Somos Sísifo subiendo una y otra vez por la pendiente con el pedrusco a cuestas. Y para que el chasco sea mayor, cuando empezábamos a pasar del trantrán en el ritmo de vacunación, se obliga a dejar en el congelador miles de dosis del suero de AstraZeneca sin que los mismos expertos sepan muy bien por qué. Será inevitable la caza del culpable. Unos dedos señalarán a la pachorra de la ciudadanía. Otros negarán la mayor y apuntarán a las autoridades por hacer y, ya puestos, por dejar de hacer. Este humilde tecleador no tiene moral para apuntarse a este o al otro bando. Bastante trabajo da seguir en pie.

Vayamos con tiento

¿Cuántas veces tenemos que desmorrarnos en la misma piedra para aprender algo?

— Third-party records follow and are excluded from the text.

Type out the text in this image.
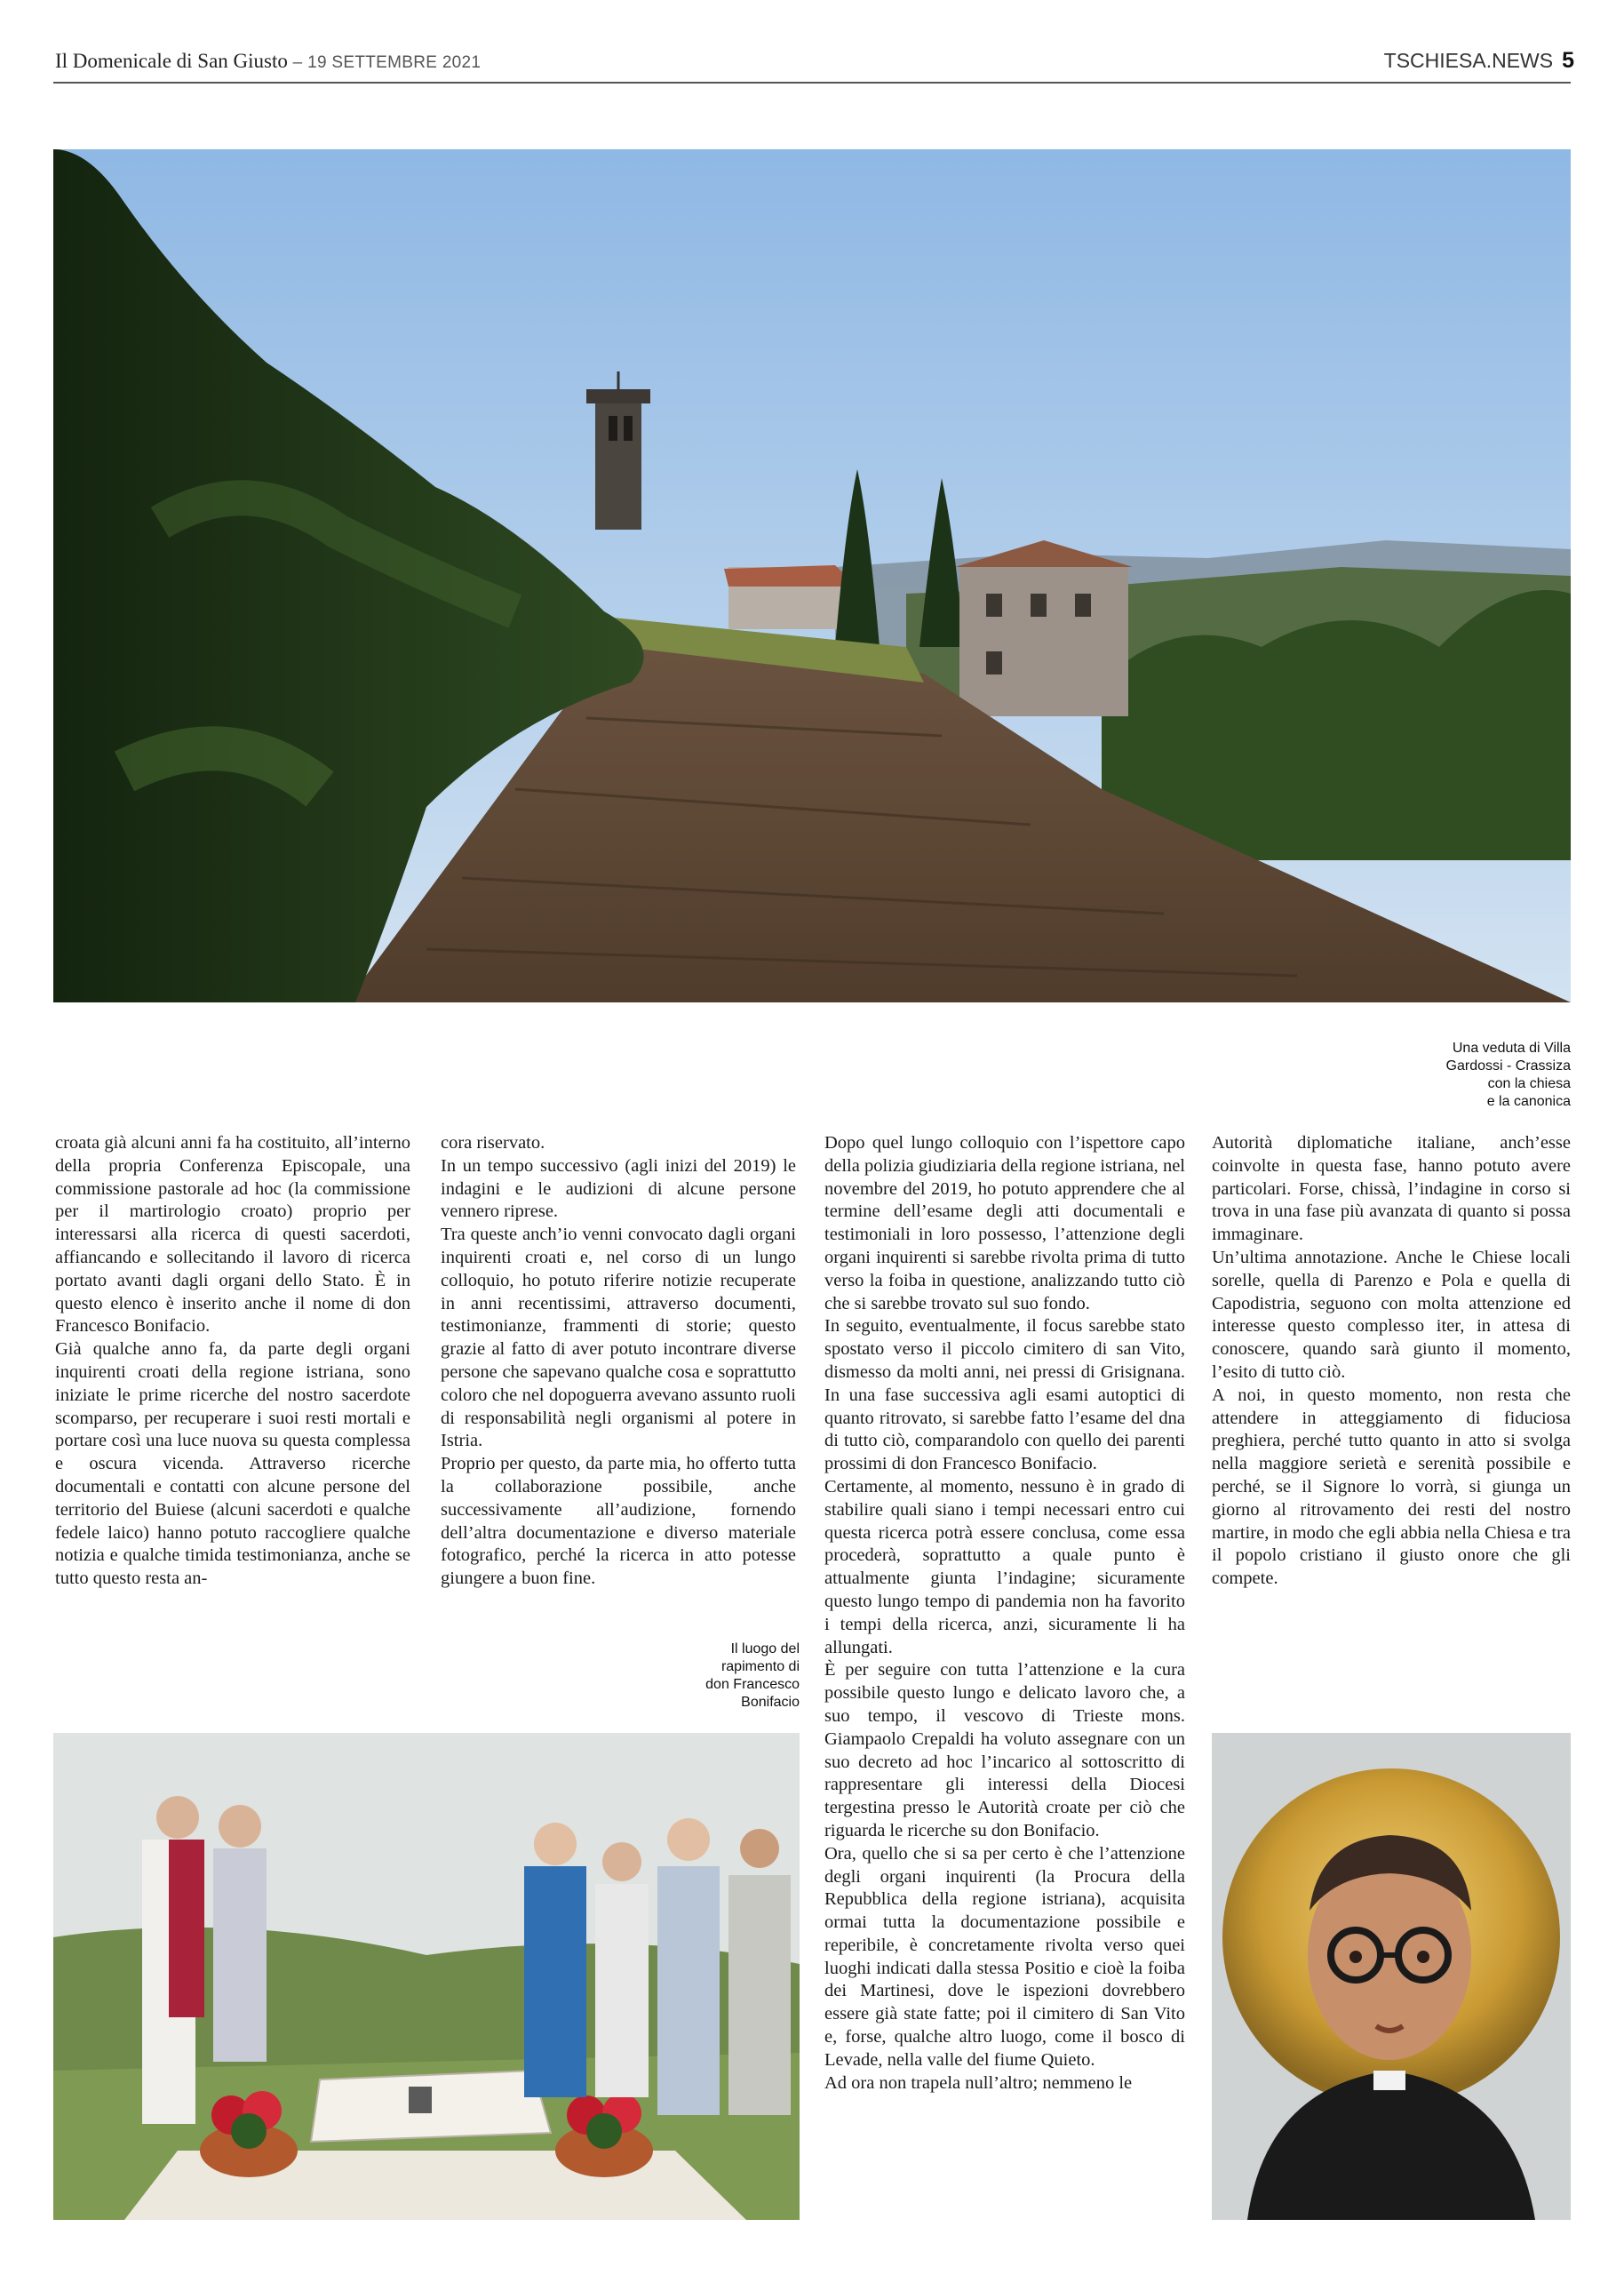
Il Domenicale di San Giusto – 19 SETTEMBRE 2021	TSCHIESA.NEWS 5
Una veduta di Villa
Gardossi - Crassiza
con la chiesa
e la canonica

croata già alcuni anni fa ha costituito, all’interno della propria Conferenza Episcopale, una commissione pastorale ad hoc (la commissione per il martirologio croato) proprio per interessarsi alla ricerca di questi sacerdoti, affiancando e sollecitando il lavoro di ricerca portato avanti dagli organi dello Stato. È in questo elenco è inserito anche il nome di don Francesco Bonifacio.

Già qualche anno fa, da parte degli organi inquirenti croati della regione istriana, sono iniziate le prime ricerche del nostro sacerdote scomparso, per recuperare i suoi resti mortali e portare così una luce nuova su questa complessa e oscura vicenda. Attraverso ricerche documentali e contatti con alcune persone del territorio del Buiese (alcuni sacerdoti e qualche fedele laico) hanno potuto raccogliere qualche notizia e qualche timida testimonianza, anche se tutto questo resta an-

cora riservato.

In un tempo successivo (agli inizi del 2019) le indagini e le audizioni di alcune persone vennero riprese.

Tra queste anch’io venni convocato dagli organi inquirenti croati e, nel corso di un lungo colloquio, ho potuto riferire notizie recuperate in anni recentissimi, attraverso documenti, testimonianze, frammenti di storie; questo grazie al fatto di aver potuto incontrare diverse persone che sapevano qualche cosa e soprattutto coloro che nel dopoguerra avevano assunto ruoli di responsabilità negli organismi al potere in Istria.

Proprio per questo, da parte mia, ho offerto tutta la collaborazione possibile, anche successivamente all’audizione, fornendo dell’altra documentazione e diverso materiale fotografico, perché la ricerca in atto potesse giungere a buon fine.

Dopo quel lungo colloquio con l’ispettore capo della polizia giudiziaria della regione istriana, nel novembre del 2019, ho potuto apprendere che al termine dell’esame degli atti documentali e testimoniali in loro possesso, l’attenzione degli organi inquirenti si sarebbe rivolta prima di tutto verso la foiba in questione, analizzando tutto ciò che si sarebbe trovato sul suo fondo.

In seguito, eventualmente, il focus sarebbe stato spostato verso il piccolo cimitero di san Vito, dismesso da molti anni, nei pressi di Grisignana. In una fase successiva agli esami autoptici di quanto ritrovato, si sarebbe fatto l’esame del dna di tutto ciò, comparandolo con quello dei parenti prossimi di don Francesco Bonifacio.

Certamente, al momento, nessuno è in grado di stabilire quali siano i tempi necessari entro cui questa ricerca potrà essere conclusa, come essa procederà, soprattutto a quale punto è attualmente giunta l’indagine; sicuramente questo lungo tempo di pandemia non ha favorito i tempi della ricerca, anzi, sicuramente li ha allungati.

È per seguire con tutta l’attenzione e la cura possibile questo lungo e delicato lavoro che, a suo tempo, il vescovo di Trieste mons. Giampaolo Crepaldi ha voluto assegnare con un suo decreto ad hoc l’incarico al sottoscritto di rappresentare gli interessi della Diocesi tergestina presso le Autorità croate per ciò che riguarda le ricerche su don Bonifacio.

Ora, quello che si sa per certo è che l’attenzione degli organi inquirenti (la Procura della Repubblica della regione istriana), acquisita ormai tutta la documentazione possibile e reperibile, è concretamente rivolta verso quei luoghi indicati dalla stessa Positio e cioè la foiba dei Martinesi, dove le ispezioni dovrebbero essere già state fatte; poi il cimitero di San Vito e, forse, qualche altro luogo, come il bosco di Levade, nella valle del fiume Quieto.

Ad ora non trapela null’altro; nemmeno le

Autorità diplomatiche italiane, anch’esse coinvolte in questa fase, hanno potuto avere particolari. Forse, chissà, l’indagine in corso si trova in una fase più avanzata di quanto si possa immaginare.

Un’ultima annotazione. Anche le Chiese locali sorelle, quella di Parenzo e Pola e quella di Capodistria, seguono con molta attenzione ed interesse questo complesso iter, in attesa di conoscere, quando sarà giunto il momento, l’esito di tutto ciò.

A noi, in questo momento, non resta che attendere in atteggiamento di fiduciosa preghiera, perché tutto quanto in atto si svolga nella maggiore serietà e serenità possibile e perché, se il Signore lo vorrà, si giunga un giorno al ritrovamento dei resti del nostro martire, in modo che egli abbia nella Chiesa e tra il popolo cristiano il giusto onore che gli compete.

Il luogo del
rapimento di
don Francesco
Bonifacio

Infinitas, me temo. Perdonen, de nuevo, que ejerza de cenizo, pero se me ponen las rodillas temblonas al asistir al enésimo festival de triunfalismo ante la evidencia de que la tercera ola va cediendo. Es verdad que venimos de números terroríficos, pero las cifras actuales siguen siendo escandalosas. Están muy pero que muy lejos de los parámetros que permitirían pensar en algo que, aun así, sería remotamente parecido a nuestra vida anterior al desembarco del virus. Todo eso, sin dejar de lado la enorme e impía ligereza que supone anotar casi a beneficio de inventario los casi 5.000 fallecidos por covid —datos oficiales; los reales son más— que sumamos en el sur de Euskal Herria.

No. Por supuesto que no digo que no sea motivo de alivio ver cómo las gráficas confirman de día en día el camino descendente. Eso es tan esperanzador como la certificación de que las vacunas, incluso al ritmo seguramente muy mejorable que llevamos, empiezan a manifestarse efectivas; las curvas de contagios en las residencias, por ejemplo, han caído en picado. Soy el primero que se alegra al comprobar que también hay buenas noticias. Por eso mismo, para que siga habiéndolas, ruego a gobernantes y gobernados que esta vez vayan (vayamos) con tiento.